Copyright obligations
Conversely, the ruling explains that platforms are considered legally responsible when they play an active role in deliberately giving access to copyright-protected work. Once an online platform knows that certain content is available illegally, it needs to swiftly remove it or risk copyright infringement proceedings.
“The Court ruling is consistent with previous jurisprudence (L’Oréal/eBay, Pirate Bay) and clarifies that where such platforms optimise and index content, or adopt non-neutral biases into their algorithm process, they should not be afforded safe harbours,” Grégoire Polad, director-general of the Association of Commercial Television in Europe (ACT), told EURACTIV.
“The Court ruling paves the way for the notion of communication to the public introduced by [the Copyright] Directive 2019/790 and further clarification of the liability regime under the future DSA regulation,” Polad added.
The court case precedes the Copyright Directive, which entered into force in 2019 and is still waiting to be transposed in most EU member states. The ruling might affect in particular the application of the provisions in Article 17, which are intended to prevent copyright-protected content from being made available on online platforms.
Under the Copyright Directive, platforms will no longer be exempted for copyright breaches but might be still be protected for other types of offences. Dr Rosati noted that the application of these legal exemptions might prove highly problematic.
“Say you upload on YouTube a video that is both breaching copyright and defamatory. Can an online platform be considered to have active responsibility for copyright and only a passive part in defamation? I don’t think that that will be an easily sustainable argument,” she explained.
Automated content recognition tools
The judges stated that online platforms are expected to put in place reasonable measures to prevent copyright infringements, including technological tools. This mention seems to echo the automated content recognition tools that the European Commission has recently included in its Guidance to Article 17 of the Copyright Directive.
These automated tools have spurred vocal opposition from campaign groups, which branded them as ‘upload filters’ and criticised the fact they could enable the blocking of legitimate content. Julia Reda, former Pirate MEP, pointed out what she sees as a fundamental difference between the CJEU ruling and Article 17.
“The Court seems to consider upload filters only permissible if they are limited to manifestly infringing uses, i.e. where the use is illegal regardless of the context,” she told EURACTIV. By contrast, Article 17 would enable the automated blocking of specific work, possibly even when it is properly attributed to or licensed by the rightsholder.

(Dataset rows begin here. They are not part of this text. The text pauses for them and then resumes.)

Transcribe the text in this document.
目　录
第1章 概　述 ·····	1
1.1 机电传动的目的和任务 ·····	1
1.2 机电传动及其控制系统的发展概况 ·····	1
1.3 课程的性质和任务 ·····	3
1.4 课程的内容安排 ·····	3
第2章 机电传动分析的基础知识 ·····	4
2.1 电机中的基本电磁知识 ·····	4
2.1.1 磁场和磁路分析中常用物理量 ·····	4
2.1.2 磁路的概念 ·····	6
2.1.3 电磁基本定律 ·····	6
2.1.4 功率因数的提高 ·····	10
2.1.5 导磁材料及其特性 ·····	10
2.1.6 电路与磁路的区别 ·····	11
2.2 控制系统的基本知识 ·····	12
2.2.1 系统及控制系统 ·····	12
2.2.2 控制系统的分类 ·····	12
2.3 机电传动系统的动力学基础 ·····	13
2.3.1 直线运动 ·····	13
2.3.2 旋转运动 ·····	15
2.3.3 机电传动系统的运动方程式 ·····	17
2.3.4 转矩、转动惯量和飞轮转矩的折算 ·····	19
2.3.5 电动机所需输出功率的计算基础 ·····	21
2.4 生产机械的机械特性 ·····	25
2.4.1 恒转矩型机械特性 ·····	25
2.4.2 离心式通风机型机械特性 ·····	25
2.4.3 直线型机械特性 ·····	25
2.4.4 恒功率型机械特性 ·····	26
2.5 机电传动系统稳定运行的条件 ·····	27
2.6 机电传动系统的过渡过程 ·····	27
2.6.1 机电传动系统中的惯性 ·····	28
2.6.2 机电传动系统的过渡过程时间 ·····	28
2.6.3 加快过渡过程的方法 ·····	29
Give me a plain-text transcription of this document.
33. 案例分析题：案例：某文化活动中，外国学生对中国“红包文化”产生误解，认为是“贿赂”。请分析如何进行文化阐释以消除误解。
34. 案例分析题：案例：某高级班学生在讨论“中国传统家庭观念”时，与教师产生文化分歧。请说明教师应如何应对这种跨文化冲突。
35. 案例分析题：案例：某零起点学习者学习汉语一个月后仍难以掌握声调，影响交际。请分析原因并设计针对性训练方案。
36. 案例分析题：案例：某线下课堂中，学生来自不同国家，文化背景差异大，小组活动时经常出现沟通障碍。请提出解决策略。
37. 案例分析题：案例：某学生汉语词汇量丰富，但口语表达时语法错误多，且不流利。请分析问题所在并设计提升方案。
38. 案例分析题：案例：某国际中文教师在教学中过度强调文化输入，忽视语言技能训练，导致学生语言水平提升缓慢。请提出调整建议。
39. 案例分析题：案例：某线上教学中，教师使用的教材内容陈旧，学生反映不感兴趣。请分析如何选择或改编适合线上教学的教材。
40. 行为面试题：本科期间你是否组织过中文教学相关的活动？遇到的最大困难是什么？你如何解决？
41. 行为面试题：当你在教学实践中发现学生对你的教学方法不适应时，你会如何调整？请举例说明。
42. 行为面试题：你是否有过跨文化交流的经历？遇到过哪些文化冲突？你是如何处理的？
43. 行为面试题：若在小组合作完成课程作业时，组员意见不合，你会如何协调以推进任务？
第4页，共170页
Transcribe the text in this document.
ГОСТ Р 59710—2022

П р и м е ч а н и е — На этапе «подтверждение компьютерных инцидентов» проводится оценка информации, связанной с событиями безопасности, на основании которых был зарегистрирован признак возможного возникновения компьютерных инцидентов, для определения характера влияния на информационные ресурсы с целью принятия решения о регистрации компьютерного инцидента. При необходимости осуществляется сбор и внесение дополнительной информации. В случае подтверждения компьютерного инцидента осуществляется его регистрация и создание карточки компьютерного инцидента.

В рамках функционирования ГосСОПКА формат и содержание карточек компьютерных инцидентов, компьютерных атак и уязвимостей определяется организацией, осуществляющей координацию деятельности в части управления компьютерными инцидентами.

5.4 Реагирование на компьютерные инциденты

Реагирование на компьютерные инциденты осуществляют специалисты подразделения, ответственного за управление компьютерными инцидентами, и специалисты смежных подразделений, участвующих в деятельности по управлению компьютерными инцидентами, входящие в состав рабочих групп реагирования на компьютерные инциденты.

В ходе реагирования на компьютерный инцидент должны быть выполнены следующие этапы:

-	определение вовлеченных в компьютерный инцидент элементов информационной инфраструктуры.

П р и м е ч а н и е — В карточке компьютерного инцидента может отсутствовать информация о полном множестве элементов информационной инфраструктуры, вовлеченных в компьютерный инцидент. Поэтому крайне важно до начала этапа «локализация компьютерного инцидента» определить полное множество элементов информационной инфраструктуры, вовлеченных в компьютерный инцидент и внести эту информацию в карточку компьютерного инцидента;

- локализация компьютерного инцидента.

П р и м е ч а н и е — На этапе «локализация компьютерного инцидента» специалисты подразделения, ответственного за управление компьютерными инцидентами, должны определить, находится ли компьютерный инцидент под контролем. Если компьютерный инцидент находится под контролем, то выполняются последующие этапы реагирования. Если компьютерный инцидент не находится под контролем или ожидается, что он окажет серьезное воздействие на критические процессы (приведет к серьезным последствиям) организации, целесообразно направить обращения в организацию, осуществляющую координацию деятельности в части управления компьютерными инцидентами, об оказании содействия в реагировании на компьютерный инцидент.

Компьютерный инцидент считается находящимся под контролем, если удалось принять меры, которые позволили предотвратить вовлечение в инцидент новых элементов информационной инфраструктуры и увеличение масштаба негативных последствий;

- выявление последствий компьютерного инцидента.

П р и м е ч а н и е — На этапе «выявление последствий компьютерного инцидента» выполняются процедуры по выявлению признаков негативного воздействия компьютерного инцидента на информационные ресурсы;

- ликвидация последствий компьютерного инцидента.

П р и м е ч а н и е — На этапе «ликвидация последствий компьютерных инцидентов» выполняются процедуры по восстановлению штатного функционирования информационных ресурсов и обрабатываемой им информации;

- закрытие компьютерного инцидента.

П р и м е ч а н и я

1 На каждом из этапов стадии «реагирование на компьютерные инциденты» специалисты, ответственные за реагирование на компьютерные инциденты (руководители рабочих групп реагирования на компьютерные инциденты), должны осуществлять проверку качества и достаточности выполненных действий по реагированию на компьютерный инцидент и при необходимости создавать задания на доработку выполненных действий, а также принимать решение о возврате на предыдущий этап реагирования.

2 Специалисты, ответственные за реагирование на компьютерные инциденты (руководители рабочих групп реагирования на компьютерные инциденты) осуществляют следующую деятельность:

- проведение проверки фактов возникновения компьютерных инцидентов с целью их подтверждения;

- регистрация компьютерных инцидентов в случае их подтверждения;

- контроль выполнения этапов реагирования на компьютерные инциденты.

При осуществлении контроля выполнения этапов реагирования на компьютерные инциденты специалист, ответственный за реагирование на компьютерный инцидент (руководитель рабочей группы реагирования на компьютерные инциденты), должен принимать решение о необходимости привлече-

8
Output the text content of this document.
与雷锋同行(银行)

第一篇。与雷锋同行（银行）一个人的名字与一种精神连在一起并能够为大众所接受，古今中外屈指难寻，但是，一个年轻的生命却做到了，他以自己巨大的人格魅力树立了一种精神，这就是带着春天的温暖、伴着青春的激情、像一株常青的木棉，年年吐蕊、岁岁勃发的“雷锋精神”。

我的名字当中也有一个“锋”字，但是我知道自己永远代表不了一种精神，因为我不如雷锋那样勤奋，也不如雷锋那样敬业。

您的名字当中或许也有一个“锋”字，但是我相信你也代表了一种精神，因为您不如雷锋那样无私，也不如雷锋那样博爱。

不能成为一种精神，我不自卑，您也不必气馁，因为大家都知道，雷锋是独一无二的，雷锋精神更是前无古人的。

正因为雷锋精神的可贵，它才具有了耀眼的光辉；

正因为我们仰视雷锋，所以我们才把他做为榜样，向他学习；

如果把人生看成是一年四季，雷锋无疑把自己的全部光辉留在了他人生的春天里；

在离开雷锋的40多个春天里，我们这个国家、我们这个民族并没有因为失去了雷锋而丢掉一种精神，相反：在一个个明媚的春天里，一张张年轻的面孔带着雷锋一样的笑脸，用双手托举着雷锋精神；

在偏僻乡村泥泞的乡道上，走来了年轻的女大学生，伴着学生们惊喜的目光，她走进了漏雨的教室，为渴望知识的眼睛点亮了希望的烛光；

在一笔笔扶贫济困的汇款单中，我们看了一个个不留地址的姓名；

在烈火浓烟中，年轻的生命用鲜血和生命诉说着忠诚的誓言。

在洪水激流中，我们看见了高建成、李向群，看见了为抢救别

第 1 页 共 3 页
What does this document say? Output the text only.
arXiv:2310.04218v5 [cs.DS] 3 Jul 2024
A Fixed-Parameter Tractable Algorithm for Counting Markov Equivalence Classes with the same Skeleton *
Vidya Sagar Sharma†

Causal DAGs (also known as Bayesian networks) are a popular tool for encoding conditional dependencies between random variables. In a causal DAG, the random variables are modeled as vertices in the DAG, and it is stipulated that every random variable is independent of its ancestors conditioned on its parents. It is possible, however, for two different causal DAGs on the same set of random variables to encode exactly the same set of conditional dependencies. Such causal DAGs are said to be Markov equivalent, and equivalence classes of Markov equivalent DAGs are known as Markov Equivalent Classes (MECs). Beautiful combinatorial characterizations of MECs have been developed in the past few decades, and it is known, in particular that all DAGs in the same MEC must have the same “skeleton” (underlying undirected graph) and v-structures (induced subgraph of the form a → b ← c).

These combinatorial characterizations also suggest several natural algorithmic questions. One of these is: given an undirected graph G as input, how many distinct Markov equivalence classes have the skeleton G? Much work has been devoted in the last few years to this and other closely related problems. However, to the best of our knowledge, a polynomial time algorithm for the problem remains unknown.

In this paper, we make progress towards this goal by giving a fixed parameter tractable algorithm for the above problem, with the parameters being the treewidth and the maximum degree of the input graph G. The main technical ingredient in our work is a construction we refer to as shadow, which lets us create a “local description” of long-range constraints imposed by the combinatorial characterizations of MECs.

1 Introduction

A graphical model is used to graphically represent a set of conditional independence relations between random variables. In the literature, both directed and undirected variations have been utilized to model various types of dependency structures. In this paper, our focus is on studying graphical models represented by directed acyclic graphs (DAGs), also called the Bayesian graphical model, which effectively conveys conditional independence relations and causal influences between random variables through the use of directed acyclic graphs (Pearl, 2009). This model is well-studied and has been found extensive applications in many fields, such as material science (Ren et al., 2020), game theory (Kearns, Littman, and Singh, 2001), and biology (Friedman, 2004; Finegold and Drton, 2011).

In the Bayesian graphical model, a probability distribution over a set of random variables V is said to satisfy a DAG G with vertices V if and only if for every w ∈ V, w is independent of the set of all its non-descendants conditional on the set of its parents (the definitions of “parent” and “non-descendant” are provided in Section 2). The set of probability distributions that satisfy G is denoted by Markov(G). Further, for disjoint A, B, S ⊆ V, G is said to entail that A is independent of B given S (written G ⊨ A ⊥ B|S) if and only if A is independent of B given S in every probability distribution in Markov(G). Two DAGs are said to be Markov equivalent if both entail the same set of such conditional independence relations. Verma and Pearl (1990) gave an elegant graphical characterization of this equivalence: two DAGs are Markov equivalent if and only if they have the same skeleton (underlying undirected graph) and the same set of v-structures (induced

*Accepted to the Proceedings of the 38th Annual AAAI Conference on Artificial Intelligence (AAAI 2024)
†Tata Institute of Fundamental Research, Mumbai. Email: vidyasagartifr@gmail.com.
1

As the Copyright directive is currently being challenged before the EU Court, Reda considered two possible scenarios following the ruling.
“The Court could declare Article 17 incompatible with the Charter, because it requires the blocking of works regardless of the context in which they are used. Or the Court could decide that Article 17 is compatible with the Charter, but must be interpreted in such a way that the use of upload filters must be limited through ex-ante protections for legal uses, to ensure that legal uses of the works in question do not get blocked.”